Millions of people have fallen into poverty since May after aid from the first round of coronavirus relief funding dried up, according to two new studies.
The number of people living below the poverty line has grown by 8 million since May, according to a study by researchers at Columbia University. Another study from the University of Chicago and Notre Dame found that the number of people in poverty has grown by 6 million people in just the last three months.
"These numbers are very concerning," Bruce Meyer, the author of the Chicago study, told The New York Times, which first reported the analyses. "They tell us people are having a lot more trouble paying their bills, paying their rent, putting food on the table."
The Cares Act provided Americans hit hard by the pandemic a lifeline. The law provided $600 per week in supplemental federal unemployment benefits, as well as direct payments to most households. But the payments were a one-time deal, and the unemployment boost expired in July.
"The Cares Act was unusually successful, but now it's gone, and a lot more people are poor," Zachary Parolin, one of the authors of the Columbia study, told The Times.

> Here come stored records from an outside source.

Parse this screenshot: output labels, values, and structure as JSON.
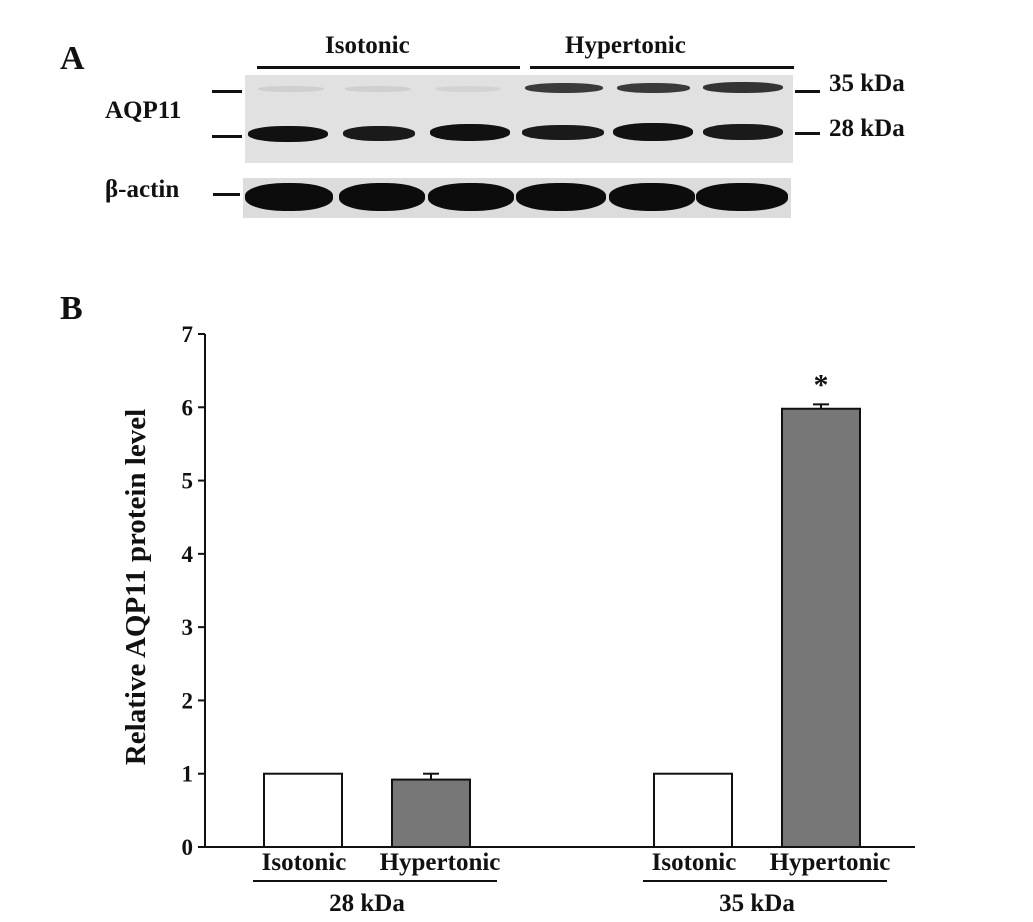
{
  "panel_a": {
    "letter": "A",
    "group_labels": [
      "Isotonic",
      "Hypertonic"
    ],
    "protein_label": "AQP11",
    "loading_control_label": "β-actin",
    "mw_markers": [
      "35 kDa",
      "28 kDa"
    ]
  },
  "panel_b": {
    "letter": "B"
  },
  "chart_data": {
    "type": "bar",
    "ylabel": "Relative AQP11 protein level",
    "ylim": [
      0,
      7
    ],
    "yticks": [
      "0",
      "1",
      "2",
      "3",
      "4",
      "5",
      "6",
      "7"
    ],
    "groups": [
      {
        "label": "28 kDa",
        "bars": [
          {
            "label": "Isotonic",
            "value": 1.0,
            "error": 0,
            "color": "#ffffff",
            "marker": ""
          },
          {
            "label": "Hypertonic",
            "value": 0.92,
            "error": 0.08,
            "color": "#777777",
            "marker": ""
          }
        ]
      },
      {
        "label": "35 kDa",
        "bars": [
          {
            "label": "Isotonic",
            "value": 1.0,
            "error": 0,
            "color": "#ffffff",
            "marker": ""
          },
          {
            "label": "Hypertonic",
            "value": 5.98,
            "error": 0.06,
            "color": "#777777",
            "marker": "*"
          }
        ]
      }
    ],
    "grid": false,
    "legend": "none"
  }
}
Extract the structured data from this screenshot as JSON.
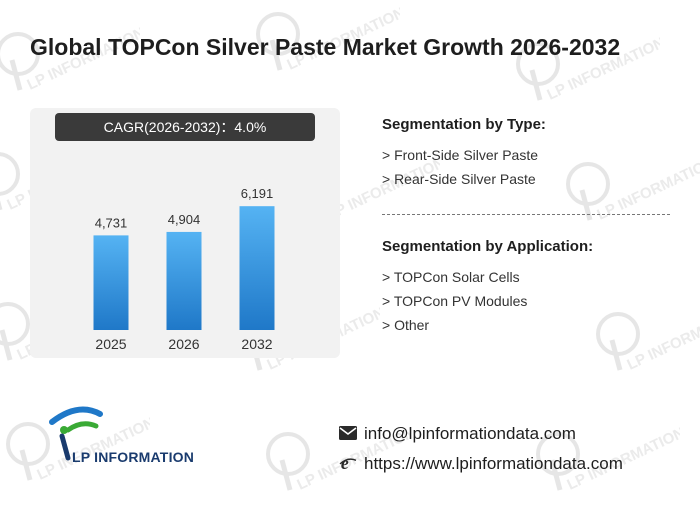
{
  "title": "Global TOPCon Silver Paste Market Growth 2026-2032",
  "cagr_label": "CAGR(2026-2032)：4.0%",
  "chart_data": {
    "type": "bar",
    "categories": [
      "2025",
      "2026",
      "2032"
    ],
    "values": [
      4731,
      4904,
      6191
    ],
    "value_labels": [
      "4,731",
      "4,904",
      "6,191"
    ],
    "title": "",
    "xlabel": "",
    "ylabel": "",
    "ylim": [
      0,
      8000
    ],
    "grid": false,
    "bar_color_top": "#55b3f3",
    "bar_color_bottom": "#1f78c8"
  },
  "segmentation_type": {
    "heading": "Segmentation by Type:",
    "items": [
      "> Front-Side Silver Paste",
      "> Rear-Side Silver Paste"
    ]
  },
  "segmentation_application": {
    "heading": "Segmentation by Application:",
    "items": [
      "> TOPCon Solar Cells",
      "> TOPCon PV Modules",
      "> Other"
    ]
  },
  "brand": {
    "logo_text": "LP INFORMATION",
    "watermark_text": "LP INFORMATION"
  },
  "contact": {
    "email": "info@lpinformationdata.com",
    "website": "https://www.lpinformationdata.com",
    "email_icon": "mail-icon",
    "web_icon": "browser-e-icon"
  },
  "colors": {
    "accent_blue": "#1f78c8",
    "logo_green": "#3aaa35",
    "logo_navy": "#1a3b6e",
    "cagr_bg": "#3a3a3a"
  }
}
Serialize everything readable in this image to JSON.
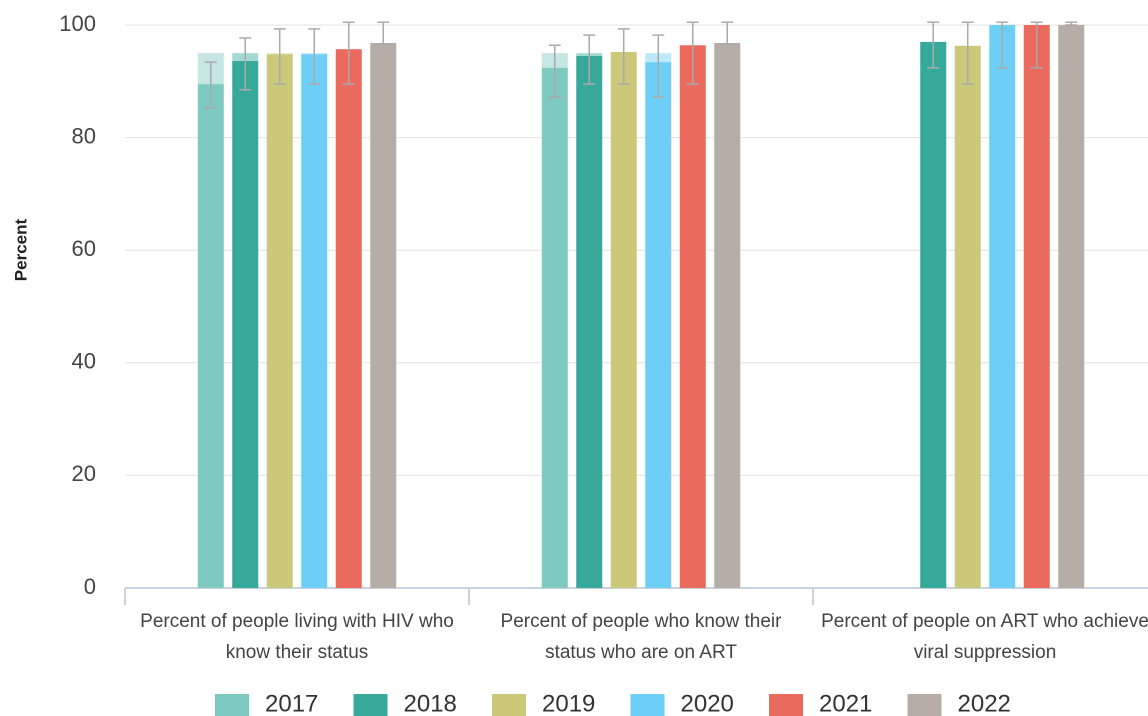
{
  "chart_data": {
    "type": "bar",
    "y_label": "Percent",
    "categories": [
      "Percent of people living with HIV who know their status",
      "Percent of people who know their status who are on ART",
      "Percent of people on ART who achieve viral suppression"
    ],
    "ylim": [
      0,
      100
    ],
    "yticks": [
      0,
      20,
      40,
      60,
      80,
      100
    ],
    "grid": true,
    "target": 95,
    "legend": "bottom",
    "series": [
      {
        "name": "2017",
        "color": "#7fcac0",
        "values": [
          89.5,
          92.4,
          null
        ],
        "lower": [
          85.3,
          87.2,
          null
        ],
        "upper": [
          93.4,
          96.4,
          null
        ]
      },
      {
        "name": "2018",
        "color": "#36a99b",
        "values": [
          93.6,
          94.5,
          97.0
        ],
        "lower": [
          88.5,
          89.5,
          92.4
        ],
        "upper": [
          97.7,
          98.2,
          100.5
        ]
      },
      {
        "name": "2019",
        "color": "#ccc87a",
        "values": [
          94.8,
          95.2,
          96.3
        ],
        "lower": [
          89.5,
          89.5,
          89.5
        ],
        "upper": [
          99.3,
          99.3,
          100.5
        ]
      },
      {
        "name": "2020",
        "color": "#6dcff6",
        "values": [
          94.8,
          93.4,
          100
        ],
        "lower": [
          89.5,
          87.2,
          92.4
        ],
        "upper": [
          99.3,
          98.2,
          100.5
        ]
      },
      {
        "name": "2021",
        "color": "#ea6b5e",
        "values": [
          95.7,
          96.4,
          100
        ],
        "lower": [
          89.5,
          89.5,
          92.4
        ],
        "upper": [
          100.5,
          100.5,
          100.5
        ]
      },
      {
        "name": "2022",
        "color": "#b6aea6",
        "values": [
          96.8,
          96.8,
          100
        ],
        "lower": [
          96.6,
          96.6,
          100
        ],
        "upper": [
          100.5,
          100.5,
          100.5
        ]
      }
    ]
  }
}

House Democrats passed a $3.4 trillion bill in May to extend the unemployment boost and provide another round of stimulus payments, but Senate Majority Leader Mitch McConnell, R-Ky., refused to even begin negotiating on a second round of relief funding until late July. Democrats have since come down to $2.2 trillion. With Republicans pushing for a $500 billion bill, or less than a quarter of the funding approved by House Democrats, both McConnell and Treasury Secretary Steven Mnuchin now admit it is highly unlikely that a comprehensive bill will be passed before the election. Analysts also doubt that President Donald Trump will still have a desire to push for additional funding after the election is over.
The studies differ somewhat on how things have gone recently. The job market has partly recovered, which has reduced the number of people relying on government aid. But while the Columbia study found an improvement in September, the Chicago study found that poverty continued to grow last month. Black and Latinx people and children have been particularly hard-hit.
In May, the Columbia study estimated that the government aid kept more than 18 million people from falling into poverty, but that number fell to about 4 million last month.
Millions of people were also shut out by the Cares Act. About a third of unemployed workers still have not received unemployment checks, according to the Columbia study, because many do not know they are eligible or have run into bureaucratic issues when trying to apply. Undocumented workers were also excluded from the aid, and anyone who lives in a household with at least one undocumented person was barred from getting a stimulus payment.
The study further estimated that about 30% of those eligible for the stimulus payments did not receive them, as many Americans were too poor to automatically qualify and had to submit additional information through a web portal.
Black and Latinx individuals were more than twice as likely as white people to fall into poverty, according to the Chicago study. Many Latinx were disqualified by the rules, while many Black people live in Southern states, where standalone state unemployment benefits are especially low.
"It wasn't perfect, but hands down it's the most successful thing we've ever done in negating hardship," H. Luke Shaefer, a poverty researcher at the University of Michigan, told the Times.
"It's really important that we reinstate some of the lost benefits," Meyer added.
Some conservatives have argued that the generous unemployment boost was a disincentive to workers to return to their jobs, but study after study has found that not to be the case. Researchers at the Chicago Federal Reserve, the New York Federal Reserve, the University of Massachusetts, Yale and others all found no evidence that the unemployment benefits had an impact on whether workers returned. The studies did find, however, that cutting off the aid would cripple the economic recovery as the number of unemployed workers was still far higher than the number of job openings.
Families have been pushed to the brink without any additional funding in sight. Michigan mother Jenny Santiago told The Times that she now "trims her meals to feed the children" and facing eviction. California mother Kristin Jeffcoat told the outlet that her family had gone without electricity and have run out of propane for cooking and hot showers.
"To feed the children, Ms. Jeffcoat said she sometimes skips meals, especially at the end of the month when the food stamps have run out," The Times reported. "Her husband sold his tools to buy diapers, and Ms. Jeffcoat tried to sell her eggs to a fertility clinic, but she did not medically qualify."